Solitary Confinement, Violence and Mental Illness: Stories from Rikers Island

Thursday, March 20, 2014

The worn bars of a jail cell. (TIMOTHY A. CLARY/AFP/Getty)

With more than 12,000 inmates, Rikers   Island   is one of the largest jail complexes in the country.  

As a jail (as opposed to a prison), most of the inmates held at Rikers have never been convicted of a crime. About 40 percent of the inmates held at Rikers have a diagnosed mental illness.

One of them was Jerome Murdough, a Marine veteran, who died last February. This week, the Associated Press revealed the cause of Murdough's death: The 56-year-old had been left in an overheated cell. With temperatures over 100 degrees, as one official put it, Murdough "basically baked to death." 

Daffodil Altan, a video producer and reporter for the Center for Investigative Reporting, has been examining the use of solitary confinement at Rikers.

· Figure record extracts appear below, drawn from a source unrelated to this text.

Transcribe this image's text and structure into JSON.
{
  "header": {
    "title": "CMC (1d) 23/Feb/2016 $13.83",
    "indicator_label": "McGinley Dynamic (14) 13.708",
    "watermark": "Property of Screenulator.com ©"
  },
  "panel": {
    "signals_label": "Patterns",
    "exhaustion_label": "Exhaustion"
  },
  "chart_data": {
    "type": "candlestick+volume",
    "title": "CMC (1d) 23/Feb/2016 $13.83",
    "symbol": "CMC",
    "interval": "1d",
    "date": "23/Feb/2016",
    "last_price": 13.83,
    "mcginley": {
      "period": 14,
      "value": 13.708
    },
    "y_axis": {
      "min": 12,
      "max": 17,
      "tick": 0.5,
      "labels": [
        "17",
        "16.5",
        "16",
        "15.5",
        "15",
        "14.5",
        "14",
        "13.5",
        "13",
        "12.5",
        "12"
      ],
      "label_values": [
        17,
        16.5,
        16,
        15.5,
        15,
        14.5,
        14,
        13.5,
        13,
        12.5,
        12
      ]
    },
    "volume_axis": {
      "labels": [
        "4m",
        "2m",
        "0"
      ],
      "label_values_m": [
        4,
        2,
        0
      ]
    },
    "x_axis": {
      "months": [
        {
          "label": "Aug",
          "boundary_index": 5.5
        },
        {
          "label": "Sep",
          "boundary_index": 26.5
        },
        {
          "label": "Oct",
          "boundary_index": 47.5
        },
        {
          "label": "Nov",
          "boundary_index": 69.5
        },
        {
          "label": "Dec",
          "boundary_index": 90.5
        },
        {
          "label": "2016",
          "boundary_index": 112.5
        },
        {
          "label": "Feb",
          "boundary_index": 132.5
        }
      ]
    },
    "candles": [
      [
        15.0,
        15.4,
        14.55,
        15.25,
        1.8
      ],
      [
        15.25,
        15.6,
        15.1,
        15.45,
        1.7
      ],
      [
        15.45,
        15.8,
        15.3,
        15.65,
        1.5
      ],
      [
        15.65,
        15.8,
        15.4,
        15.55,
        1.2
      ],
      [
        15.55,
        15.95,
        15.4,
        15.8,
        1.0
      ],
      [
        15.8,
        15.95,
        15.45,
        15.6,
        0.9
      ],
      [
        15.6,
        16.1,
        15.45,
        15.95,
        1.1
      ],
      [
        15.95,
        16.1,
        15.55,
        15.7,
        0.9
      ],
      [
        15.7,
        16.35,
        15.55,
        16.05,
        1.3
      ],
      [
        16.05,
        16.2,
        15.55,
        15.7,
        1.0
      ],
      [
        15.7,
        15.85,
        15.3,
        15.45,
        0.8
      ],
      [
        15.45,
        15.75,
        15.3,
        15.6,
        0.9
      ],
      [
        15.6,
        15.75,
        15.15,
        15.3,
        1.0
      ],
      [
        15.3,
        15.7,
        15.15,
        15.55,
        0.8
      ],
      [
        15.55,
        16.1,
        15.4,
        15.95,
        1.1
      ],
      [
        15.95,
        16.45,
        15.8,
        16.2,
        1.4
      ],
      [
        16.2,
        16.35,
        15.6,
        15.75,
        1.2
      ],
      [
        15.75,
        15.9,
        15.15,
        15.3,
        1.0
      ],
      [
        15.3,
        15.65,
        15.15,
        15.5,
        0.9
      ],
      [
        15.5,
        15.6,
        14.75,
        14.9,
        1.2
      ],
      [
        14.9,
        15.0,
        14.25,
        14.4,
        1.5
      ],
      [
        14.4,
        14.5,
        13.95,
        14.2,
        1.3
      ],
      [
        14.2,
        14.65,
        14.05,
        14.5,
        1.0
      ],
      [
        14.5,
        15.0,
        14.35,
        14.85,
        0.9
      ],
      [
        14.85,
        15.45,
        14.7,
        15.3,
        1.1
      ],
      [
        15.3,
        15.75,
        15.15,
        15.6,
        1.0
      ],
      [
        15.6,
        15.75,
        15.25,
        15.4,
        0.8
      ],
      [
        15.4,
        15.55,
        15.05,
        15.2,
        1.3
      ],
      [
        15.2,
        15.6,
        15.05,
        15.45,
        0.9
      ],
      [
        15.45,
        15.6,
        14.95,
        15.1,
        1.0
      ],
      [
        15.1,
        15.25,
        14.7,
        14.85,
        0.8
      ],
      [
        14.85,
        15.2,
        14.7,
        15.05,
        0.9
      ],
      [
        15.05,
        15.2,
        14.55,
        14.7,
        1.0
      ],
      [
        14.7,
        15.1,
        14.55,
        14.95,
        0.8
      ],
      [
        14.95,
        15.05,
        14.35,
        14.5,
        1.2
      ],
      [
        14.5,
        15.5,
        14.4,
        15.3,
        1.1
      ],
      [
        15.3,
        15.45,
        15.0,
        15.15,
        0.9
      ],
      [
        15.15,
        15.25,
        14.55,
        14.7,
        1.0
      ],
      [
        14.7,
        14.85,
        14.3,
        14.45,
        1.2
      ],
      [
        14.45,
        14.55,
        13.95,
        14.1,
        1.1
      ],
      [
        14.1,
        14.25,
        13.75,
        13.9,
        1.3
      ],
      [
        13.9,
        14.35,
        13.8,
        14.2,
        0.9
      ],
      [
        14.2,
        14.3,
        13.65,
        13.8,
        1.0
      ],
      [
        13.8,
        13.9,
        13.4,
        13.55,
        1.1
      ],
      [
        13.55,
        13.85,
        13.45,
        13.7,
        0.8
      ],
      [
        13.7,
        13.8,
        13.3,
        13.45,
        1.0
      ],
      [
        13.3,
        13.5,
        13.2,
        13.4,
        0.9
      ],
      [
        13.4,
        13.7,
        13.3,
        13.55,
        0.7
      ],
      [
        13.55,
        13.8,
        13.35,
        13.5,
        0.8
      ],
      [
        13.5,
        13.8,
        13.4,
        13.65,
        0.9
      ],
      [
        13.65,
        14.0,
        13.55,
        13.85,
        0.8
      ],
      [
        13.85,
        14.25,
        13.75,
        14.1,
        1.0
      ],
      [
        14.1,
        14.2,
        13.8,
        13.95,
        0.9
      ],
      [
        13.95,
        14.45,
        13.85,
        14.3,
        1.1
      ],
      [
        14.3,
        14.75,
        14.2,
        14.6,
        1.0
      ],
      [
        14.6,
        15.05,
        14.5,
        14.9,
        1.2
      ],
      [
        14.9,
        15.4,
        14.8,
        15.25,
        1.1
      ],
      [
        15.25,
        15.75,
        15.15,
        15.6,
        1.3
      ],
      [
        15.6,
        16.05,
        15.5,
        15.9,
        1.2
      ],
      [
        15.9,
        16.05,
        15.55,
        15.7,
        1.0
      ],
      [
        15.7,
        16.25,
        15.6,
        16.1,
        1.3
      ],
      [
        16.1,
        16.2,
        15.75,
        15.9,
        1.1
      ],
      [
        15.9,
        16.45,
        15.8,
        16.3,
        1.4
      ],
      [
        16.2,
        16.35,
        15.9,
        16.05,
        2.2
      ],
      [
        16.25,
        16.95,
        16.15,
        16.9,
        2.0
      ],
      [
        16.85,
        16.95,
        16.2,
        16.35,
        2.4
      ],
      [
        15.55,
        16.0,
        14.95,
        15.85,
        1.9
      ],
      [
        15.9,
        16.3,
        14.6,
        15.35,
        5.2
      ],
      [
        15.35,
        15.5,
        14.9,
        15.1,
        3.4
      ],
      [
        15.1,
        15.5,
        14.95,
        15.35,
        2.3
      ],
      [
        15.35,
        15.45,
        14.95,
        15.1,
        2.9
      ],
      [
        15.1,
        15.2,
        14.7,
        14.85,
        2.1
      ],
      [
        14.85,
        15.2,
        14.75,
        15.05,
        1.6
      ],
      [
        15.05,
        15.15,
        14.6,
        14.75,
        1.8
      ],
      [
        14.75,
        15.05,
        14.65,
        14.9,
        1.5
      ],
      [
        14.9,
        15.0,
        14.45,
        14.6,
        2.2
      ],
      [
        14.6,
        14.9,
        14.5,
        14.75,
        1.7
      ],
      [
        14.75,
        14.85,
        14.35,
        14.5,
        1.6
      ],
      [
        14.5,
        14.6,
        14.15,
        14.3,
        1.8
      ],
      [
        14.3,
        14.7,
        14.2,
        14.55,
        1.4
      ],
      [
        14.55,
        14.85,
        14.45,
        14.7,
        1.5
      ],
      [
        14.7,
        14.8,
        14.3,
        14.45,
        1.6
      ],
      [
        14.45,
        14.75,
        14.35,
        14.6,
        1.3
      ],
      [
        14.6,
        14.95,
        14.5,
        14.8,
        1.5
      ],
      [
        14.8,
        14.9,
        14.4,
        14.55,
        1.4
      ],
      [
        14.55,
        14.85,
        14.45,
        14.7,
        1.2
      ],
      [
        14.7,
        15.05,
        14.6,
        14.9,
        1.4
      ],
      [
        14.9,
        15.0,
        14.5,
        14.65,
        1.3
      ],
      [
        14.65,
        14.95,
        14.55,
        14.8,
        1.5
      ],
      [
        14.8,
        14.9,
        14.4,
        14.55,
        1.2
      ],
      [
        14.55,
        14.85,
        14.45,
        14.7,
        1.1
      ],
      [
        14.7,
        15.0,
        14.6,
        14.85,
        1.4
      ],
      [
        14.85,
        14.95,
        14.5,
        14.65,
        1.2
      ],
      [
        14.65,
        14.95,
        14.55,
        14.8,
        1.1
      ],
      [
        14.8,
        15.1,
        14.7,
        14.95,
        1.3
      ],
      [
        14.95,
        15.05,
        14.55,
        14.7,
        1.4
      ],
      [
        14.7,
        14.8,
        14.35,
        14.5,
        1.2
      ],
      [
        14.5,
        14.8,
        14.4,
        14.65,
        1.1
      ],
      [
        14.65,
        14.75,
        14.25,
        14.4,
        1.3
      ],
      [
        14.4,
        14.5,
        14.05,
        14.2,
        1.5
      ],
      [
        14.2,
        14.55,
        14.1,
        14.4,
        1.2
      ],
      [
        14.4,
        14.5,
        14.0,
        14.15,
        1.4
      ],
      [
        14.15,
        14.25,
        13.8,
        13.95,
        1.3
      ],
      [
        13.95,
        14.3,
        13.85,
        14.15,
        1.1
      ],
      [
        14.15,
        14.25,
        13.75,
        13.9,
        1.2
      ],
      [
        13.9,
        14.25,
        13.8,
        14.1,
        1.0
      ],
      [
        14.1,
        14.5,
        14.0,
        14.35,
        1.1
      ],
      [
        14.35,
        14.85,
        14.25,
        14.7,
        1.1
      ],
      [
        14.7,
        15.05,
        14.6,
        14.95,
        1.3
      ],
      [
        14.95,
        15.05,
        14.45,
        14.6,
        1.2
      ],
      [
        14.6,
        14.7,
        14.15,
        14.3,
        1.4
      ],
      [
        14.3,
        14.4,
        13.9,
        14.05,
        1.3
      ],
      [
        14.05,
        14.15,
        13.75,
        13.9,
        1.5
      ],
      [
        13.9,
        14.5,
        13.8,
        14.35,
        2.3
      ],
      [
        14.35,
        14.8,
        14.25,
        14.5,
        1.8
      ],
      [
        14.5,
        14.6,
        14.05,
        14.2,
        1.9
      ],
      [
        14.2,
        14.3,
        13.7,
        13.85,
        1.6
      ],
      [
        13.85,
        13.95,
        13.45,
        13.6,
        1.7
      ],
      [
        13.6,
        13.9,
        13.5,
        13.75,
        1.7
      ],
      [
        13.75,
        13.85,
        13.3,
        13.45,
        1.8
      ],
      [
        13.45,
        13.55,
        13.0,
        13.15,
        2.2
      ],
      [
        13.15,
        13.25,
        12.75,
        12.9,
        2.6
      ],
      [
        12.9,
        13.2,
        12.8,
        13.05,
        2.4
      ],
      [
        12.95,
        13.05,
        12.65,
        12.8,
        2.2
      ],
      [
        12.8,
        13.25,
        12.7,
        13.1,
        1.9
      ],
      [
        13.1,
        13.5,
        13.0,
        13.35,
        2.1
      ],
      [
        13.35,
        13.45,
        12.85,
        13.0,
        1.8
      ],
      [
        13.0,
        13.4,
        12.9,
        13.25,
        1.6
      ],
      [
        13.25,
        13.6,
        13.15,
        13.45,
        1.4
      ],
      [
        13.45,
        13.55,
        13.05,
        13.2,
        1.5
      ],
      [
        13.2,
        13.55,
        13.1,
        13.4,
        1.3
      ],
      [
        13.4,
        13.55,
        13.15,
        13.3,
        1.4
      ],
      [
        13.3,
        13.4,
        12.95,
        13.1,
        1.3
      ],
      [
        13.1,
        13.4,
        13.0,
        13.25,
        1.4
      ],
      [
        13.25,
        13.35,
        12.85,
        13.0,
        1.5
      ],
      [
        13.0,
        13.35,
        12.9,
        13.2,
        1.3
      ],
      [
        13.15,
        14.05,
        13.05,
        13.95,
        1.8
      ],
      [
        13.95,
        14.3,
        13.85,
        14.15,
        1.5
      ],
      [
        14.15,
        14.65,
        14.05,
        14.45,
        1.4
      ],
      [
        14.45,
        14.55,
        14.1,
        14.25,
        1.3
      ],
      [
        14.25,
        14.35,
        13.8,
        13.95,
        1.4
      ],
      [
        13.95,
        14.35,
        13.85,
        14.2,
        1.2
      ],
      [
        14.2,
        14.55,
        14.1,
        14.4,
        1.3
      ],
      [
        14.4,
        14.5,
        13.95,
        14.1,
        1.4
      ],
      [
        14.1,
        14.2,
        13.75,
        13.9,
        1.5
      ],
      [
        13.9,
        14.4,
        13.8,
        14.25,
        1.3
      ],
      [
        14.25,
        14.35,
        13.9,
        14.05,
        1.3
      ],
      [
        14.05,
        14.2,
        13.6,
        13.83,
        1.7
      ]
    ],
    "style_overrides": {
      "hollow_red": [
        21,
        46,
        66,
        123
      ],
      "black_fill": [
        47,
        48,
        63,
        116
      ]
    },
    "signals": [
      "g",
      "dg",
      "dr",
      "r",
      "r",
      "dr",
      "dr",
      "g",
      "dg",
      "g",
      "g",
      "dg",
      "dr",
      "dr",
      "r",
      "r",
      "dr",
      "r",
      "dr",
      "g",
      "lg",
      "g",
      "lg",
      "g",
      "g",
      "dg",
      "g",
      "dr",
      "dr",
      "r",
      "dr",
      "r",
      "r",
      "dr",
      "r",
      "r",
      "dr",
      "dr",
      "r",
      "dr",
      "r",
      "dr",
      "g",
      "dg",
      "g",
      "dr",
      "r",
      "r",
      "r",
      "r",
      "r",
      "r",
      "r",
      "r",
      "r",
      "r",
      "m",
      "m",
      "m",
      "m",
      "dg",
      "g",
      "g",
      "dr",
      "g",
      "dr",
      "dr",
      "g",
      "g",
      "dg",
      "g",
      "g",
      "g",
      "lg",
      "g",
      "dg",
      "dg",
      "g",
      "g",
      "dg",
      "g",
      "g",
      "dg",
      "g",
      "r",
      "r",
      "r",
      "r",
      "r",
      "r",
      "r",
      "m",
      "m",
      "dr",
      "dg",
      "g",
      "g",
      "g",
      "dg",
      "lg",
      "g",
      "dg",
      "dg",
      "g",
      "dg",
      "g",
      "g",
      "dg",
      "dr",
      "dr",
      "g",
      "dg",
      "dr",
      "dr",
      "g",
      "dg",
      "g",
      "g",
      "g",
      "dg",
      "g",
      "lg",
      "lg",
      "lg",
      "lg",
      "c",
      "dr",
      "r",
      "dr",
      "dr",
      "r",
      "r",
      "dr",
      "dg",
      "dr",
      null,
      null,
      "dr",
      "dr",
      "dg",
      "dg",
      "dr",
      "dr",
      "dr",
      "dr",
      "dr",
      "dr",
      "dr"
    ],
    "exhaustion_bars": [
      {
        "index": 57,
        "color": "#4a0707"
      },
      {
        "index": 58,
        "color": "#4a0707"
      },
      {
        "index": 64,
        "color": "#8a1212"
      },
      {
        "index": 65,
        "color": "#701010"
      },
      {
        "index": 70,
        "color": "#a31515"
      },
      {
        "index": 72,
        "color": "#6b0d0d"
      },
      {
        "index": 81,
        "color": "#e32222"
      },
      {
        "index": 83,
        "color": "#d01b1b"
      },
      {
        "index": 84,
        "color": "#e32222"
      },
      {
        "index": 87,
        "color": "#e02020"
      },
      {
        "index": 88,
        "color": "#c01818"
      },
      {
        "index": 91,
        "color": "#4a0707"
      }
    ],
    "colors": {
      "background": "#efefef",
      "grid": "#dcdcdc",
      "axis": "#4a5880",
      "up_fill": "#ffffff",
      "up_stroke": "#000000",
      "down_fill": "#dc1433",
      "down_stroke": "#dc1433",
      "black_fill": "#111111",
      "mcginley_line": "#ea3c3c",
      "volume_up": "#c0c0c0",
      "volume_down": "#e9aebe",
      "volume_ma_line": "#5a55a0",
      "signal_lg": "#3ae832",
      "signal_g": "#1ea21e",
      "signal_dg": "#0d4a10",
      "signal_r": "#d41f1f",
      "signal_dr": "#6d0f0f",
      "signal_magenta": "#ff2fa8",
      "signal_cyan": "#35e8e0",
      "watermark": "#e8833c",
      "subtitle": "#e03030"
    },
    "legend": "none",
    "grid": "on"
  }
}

She has closely followed the adolescents housed at the jail—approximately 600 to 800 inmates. Of the adolescents at Rikers, 100 are in solitary confinement at any given time. She explains why solitary confinement often exacerbates mental illness in these inmates, and discusses the problems many inmates face at Rikers Island. 

"There's no transition out of solitary—you're essentially released suddenly into the general population, and the incidences of violence have not gone down as a result of the use of solitary confinement," says Altan. "Temporarily, it's like a band aid and it puts the inmate out of sight and out of mind. But then what's happening is a detainee is seven times more likely to hurt himself or herself when they are in solitary confinement than when they are in the general population. The violence—even self-inflicted violence—increases when someone is in solitary confinement."

According to Atlan, the United Nations has called the practice cruel and inhumane, and classified solitary confinement as torture. Furthermore, she says that the U.N. has prohibited placing juveniles in solitary confinement as a matter of international law.

"In our reporting we found out also that three quarters of the teenagers who are in solitary confinement at Rikers have diagnosed mental illnesses," she says. "We talked to [Rikers] and made many, many requests just to see and understand. They repeatedly refused to let us in, to engage in a conversation and at one point they told us that they were only an adult facility. Really, this begs the question: What is actually going on in there?"

Altan says that, according to the rules and regulations of Rikers, individuals can be sent to solitary confinement for seemingly small infractions—engaging in "horse play," being noisy, or even having art supplies in a cell.

"This is how teenagers behave," says Altan. "There is a problem situation inside, and they don't have the training necessary to handle a population in need of therapy, counseling and services that are not being provided."

Check out a video of Altan's reporting below.

 

What do you think of this report? Tell us in the comments.

Guests:

Daffodil Altan

Produced by:

Arwa Gunja and Jillian Weinberger

Editors:

T.J. Raphael

Comments [4]

Rhonda Colvin from Louisiana

This "solitary confinent" should absolutely be banned!!!
I have a good friend who did time in "Hunts" and he was
in S.C. for a whole year while he was locked up to stay out
of fights. To this day he is totally a socialpathic!! , it really
screwed him up!! He'll do some crazy stuff with absolutely
no concious whatsoever. These people orchestrating this
I hope and pray one day each and everyone of your children
experience this, so you can see how it feels to have a
monster living amongst good citizens going "about" with no
concious because the assholes "running" prisons allow this
this to happen with no "concious"

Oct. 30 2014 12:40 AM
brenda from california

Very good report and film.
I think what is happening in our jails and prisons is torture. We are social animals. It is cruel and inhumane to keep people in solitary--especially kids. Anyone in that situation will start to disintegrate. And we cannot keep everyone locked up forever. I don't want my kids sitting next to someone on a bus who was just released from that kind of torture.

Jul. 30 2014 06:34 PM
Larry Fisher from Hollywood, Cali


Are we just hiring Prison Guards and Prison Administrators who would otherwise need to be incarcerated themselves if it weren't for their jobs which brings them into the facility in a kind of self incarceration.

If abusing inmates worked to reform criminals and clockwork oranged them, I could almost understand the ideology.

Where in the world are there Prisons where real reform is happening? I am asking sincerely

Mar. 20 2014 02:44 PM
laura from Long Island

not only are adolescents at risk here, but the entire inmate population in these "jails/prisons" are as well. I was incarcerated at the Rose M. Singer building on Rikers Island a few years back (no i am not an angel) and having just been there on another charge (about 3 weeks in between)I had refused the gynecological exam during the admission process. i was told that it was "mandatory" and that i would be placed in the "bing" if i refused. And i did refuse. i was left in solitary until my release date 2 1/2 weeks later. abuse of power?? i think yes.